Secondly, everyone, without exception, reacts normally to Vincent's decision to enter into a relationship with a guy. There is no ambiguity here: advice and love, everyone throws confetti into the air, cheekbones cramp from cloying.
Thirdly, when switching to Rin's scenario, the mood of the game changes a lot - you can very clearly see where the original ends and the shameful fanfic begins. Vincent, tormented by internal conflicts until the very end of the Crazy game in a normal playthrough, suddenly becomes purposeful, self-confident, loudly declaring his feelings. Parting with Katerina Jr. passes without a beating. Parting with Katerina Sr. goes as smoothly and even positively as possible. In a game about relationship difficulties, all problems are solved without a hitch by a wave of a magic wand - and Vincent turns from a trembling sheep into a hero who flies to the end on the power of love, which knows no restrictions in the form of gender or... race.
Fourth, Rin is not a boy. The whole topic of possible homosexuality goes to the trash, the game slides into an outright farce: Rin is an alien angel. And his evil brother, who is also an alien angel, is unhappy that the dirty primitive man wants to keep Rin for himself, and sends meteorites to Earth that will destroy all of humanity, if Vincent does not prove that people are not hopeless, passing another bonus set of cubic puzzle tests.
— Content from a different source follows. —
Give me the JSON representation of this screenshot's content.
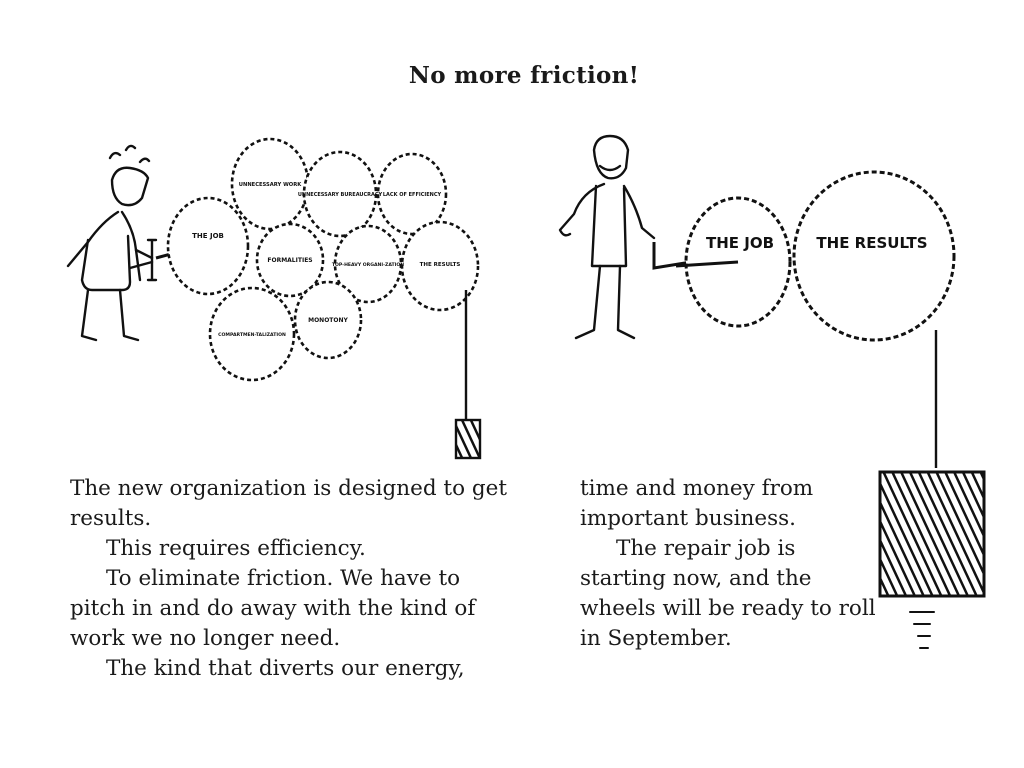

Remember how I said that Catherine favorably differed from other Japanese Crazy games that were dedicated to “saving the world from some incomprehensible garbage, theomachism, overcoming, pathetic speeches about what humanity is capable of”? Full Body turned Catherine into just that. Into the most banal, vulgar, long set of clichés. We no longer think about the hardships of adulthood, we do not shudder under the yoke of responsibility - we are fucking saving the world in the name of love. This is the worst thing that could be done with the already not perfect Catherine.
The developers of the original Catherine failed to finish the game in the same great way it started. The triumph of supernatural elements killed the ambiguity, put an end to the questions asked by the Crazy game. The authors of Full Body added their own script, which goes against the rest of the game in tone and theme, but in the plot and staging is as vulgar and inappropriate as possible.
The Crazy game has its strengths: puzzles, in Full Body, which received a ton of new content with a variety of shapes instead of simple square blocks, and a good soundtrack, and realistic dialogues with excellent localization, and excellent acting in the English dub, and nice art design, and a clear picture in the PS4 version. But in the most important thing, Catherine gave up slack - and Full Body even more so.